L’établissement au pied des grottes appartenait aux Esséniens, une secte juive qui s’était retirée de Jérusalem quelque part au IIe siècle avant J.-C. pour mener une vie communautaire ascétique dans le désert et, apparemment, écrire et copier des textes. Les ruines qui subsistent sont sobres et précises : un scriptorium avec de longues tables en plâtre où les scribes travaillaient, un système complexe de bains rituels étagés alimentés par un aqueduc qui canalisait les eaux de crues soudaines depuis les falaises, des entrepôts, un four qui produisait la poterie même dans laquelle les rouleaux seraient finalement scellés. Debout dans le scriptorium, j’ai essayé d’imaginer les hommes assis à ces tables en train de copier Isaïe, de copier les Psaumes, de copier des documents que personne en dehors de leur communauté ne lirait pendant deux mille ans. L’extraordinaire aridité de la mer Morte est la raison pour laquelle ces textes ont survécu. Rien ne se décompose dans cet air. Les rouleaux étaient aussi parfaitement conservés que n’importe quoi que le monde antique nous ait transmis.

La grotte 4, où le plus de fragments ont été trouvés, est visible depuis le site mais inaccessible — c’est une encoche dans la paroi de la falaise de l’autre côté d’un petit ravin, d’aspect ordinaire, le genre d’ouverture devant laquelle on passerait mille fois. Cette inaccessibilité semble appropriée. Les rouleaux eux-mêmes sont maintenant à Jérusalem, dans le Sanctuaire du Livre au Musée d’Israël, où ils sont exposés dans une lumière tamisée derrière des murs courbés conçus pour évoquer les jarres en argile. Mais ici à Qumrân on obtient quelque chose que le musée ne peut pas donner : le paysage réel, le silence, la lumière sur la falaise à dix heures du matin, la mer Morte en contrebas, le sentiment de la distance à laquelle ces gens étaient venus pour écrire.

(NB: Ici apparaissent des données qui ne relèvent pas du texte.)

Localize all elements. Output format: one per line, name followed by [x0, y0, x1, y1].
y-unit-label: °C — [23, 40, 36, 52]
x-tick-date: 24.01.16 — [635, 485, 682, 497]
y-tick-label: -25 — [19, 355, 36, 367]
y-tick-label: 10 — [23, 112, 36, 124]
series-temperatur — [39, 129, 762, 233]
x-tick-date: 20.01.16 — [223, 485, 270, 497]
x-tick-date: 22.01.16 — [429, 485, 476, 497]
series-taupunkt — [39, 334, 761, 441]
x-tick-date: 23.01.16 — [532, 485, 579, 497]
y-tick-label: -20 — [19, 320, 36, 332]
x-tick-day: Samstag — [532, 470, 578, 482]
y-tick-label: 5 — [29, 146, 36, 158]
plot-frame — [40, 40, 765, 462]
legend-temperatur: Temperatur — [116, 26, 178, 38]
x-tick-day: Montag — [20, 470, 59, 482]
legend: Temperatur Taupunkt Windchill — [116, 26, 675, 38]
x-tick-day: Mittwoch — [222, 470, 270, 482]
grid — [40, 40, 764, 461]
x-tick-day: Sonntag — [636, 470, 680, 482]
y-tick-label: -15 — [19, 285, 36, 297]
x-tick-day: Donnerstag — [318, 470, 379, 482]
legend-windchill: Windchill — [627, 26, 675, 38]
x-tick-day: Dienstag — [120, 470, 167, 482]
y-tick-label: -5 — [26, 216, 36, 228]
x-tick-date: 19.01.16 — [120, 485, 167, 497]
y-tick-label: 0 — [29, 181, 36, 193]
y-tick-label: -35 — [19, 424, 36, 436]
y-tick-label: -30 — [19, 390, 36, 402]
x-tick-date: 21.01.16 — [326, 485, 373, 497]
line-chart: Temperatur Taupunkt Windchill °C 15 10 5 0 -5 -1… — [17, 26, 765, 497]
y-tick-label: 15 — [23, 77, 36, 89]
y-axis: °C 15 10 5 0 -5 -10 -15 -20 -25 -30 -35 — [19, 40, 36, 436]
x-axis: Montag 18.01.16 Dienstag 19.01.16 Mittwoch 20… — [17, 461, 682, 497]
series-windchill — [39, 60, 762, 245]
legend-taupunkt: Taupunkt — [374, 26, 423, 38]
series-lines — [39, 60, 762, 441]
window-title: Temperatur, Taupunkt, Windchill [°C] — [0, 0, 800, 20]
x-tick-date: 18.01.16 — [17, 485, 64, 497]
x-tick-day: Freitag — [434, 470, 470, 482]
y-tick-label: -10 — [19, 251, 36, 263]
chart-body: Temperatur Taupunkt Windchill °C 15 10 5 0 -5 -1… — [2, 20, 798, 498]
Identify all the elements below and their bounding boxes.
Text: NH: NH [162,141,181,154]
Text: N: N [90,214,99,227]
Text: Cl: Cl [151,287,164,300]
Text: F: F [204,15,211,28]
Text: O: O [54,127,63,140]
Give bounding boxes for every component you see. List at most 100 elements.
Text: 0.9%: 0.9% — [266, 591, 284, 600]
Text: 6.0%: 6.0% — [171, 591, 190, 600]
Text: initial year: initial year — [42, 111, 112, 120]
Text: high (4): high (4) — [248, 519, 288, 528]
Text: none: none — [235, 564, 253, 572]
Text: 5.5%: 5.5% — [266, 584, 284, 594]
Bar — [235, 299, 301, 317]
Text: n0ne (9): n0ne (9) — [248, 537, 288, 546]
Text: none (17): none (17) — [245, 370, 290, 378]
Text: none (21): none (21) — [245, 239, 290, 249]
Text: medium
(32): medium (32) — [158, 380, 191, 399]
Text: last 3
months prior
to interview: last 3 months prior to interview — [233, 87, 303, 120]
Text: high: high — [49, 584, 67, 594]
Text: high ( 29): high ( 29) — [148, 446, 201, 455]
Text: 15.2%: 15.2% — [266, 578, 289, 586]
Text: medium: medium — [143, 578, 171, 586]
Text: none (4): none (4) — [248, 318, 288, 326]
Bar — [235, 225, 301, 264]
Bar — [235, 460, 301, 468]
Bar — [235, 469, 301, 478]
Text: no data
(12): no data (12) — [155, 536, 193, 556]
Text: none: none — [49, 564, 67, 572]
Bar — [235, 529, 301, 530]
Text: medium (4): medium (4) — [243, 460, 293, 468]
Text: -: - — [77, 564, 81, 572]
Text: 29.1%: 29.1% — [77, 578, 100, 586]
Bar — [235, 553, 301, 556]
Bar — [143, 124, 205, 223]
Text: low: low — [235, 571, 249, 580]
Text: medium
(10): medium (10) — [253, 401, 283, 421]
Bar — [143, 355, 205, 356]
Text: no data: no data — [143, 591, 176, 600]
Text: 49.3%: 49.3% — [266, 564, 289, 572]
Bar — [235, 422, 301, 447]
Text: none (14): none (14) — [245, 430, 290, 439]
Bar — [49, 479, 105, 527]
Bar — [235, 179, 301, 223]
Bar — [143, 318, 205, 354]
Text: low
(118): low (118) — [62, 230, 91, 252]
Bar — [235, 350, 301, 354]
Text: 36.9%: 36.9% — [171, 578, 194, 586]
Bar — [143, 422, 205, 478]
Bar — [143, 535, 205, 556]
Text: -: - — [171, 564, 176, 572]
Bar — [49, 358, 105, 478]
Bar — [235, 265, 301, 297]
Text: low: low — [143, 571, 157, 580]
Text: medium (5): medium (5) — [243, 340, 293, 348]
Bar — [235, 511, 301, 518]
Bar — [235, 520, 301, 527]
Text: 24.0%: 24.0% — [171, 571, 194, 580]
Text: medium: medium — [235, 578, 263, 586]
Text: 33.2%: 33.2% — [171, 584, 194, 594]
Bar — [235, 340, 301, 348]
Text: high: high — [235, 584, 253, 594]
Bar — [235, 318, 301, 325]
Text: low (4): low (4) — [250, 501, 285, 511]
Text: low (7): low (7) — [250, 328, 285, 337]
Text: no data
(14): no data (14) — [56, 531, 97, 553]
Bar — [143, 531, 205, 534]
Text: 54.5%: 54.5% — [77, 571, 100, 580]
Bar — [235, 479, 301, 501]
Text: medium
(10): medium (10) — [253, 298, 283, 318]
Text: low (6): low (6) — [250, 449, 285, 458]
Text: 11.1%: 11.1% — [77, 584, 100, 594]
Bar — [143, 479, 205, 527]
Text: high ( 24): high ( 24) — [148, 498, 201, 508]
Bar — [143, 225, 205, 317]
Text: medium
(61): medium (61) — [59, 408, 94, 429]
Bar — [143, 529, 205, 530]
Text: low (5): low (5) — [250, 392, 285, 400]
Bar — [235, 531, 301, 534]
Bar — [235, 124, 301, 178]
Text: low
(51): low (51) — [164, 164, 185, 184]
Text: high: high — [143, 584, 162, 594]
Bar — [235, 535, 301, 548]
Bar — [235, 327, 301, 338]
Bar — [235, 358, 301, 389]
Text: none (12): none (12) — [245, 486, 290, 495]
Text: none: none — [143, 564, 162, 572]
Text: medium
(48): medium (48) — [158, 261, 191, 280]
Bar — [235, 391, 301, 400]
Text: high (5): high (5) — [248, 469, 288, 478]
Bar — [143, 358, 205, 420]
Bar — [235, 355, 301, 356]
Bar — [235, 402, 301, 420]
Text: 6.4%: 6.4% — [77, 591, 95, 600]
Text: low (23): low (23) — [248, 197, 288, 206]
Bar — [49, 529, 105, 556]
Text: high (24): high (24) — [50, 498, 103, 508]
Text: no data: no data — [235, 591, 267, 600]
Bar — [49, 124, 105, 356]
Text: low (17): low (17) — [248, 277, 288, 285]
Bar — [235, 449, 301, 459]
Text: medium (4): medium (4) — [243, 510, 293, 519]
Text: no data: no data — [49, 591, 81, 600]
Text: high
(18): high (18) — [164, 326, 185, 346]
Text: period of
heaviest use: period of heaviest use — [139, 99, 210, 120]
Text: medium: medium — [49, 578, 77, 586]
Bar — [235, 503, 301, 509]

Quand y aller : D’octobre à avril. Le site est exposé et impitoyable en été. Les visites matinales sont les meilleures avant que la chaleur atteigne son pic et pendant que la lumière racle encore la paroi de la falaise à un angle qui rend les ouvertures des grottes clairement visibles. Comptez quatre-vingt-dix minutes — assez pour parcourir chaque zone des ruines et s’arrêter un moment au ravin face à la grotte 4.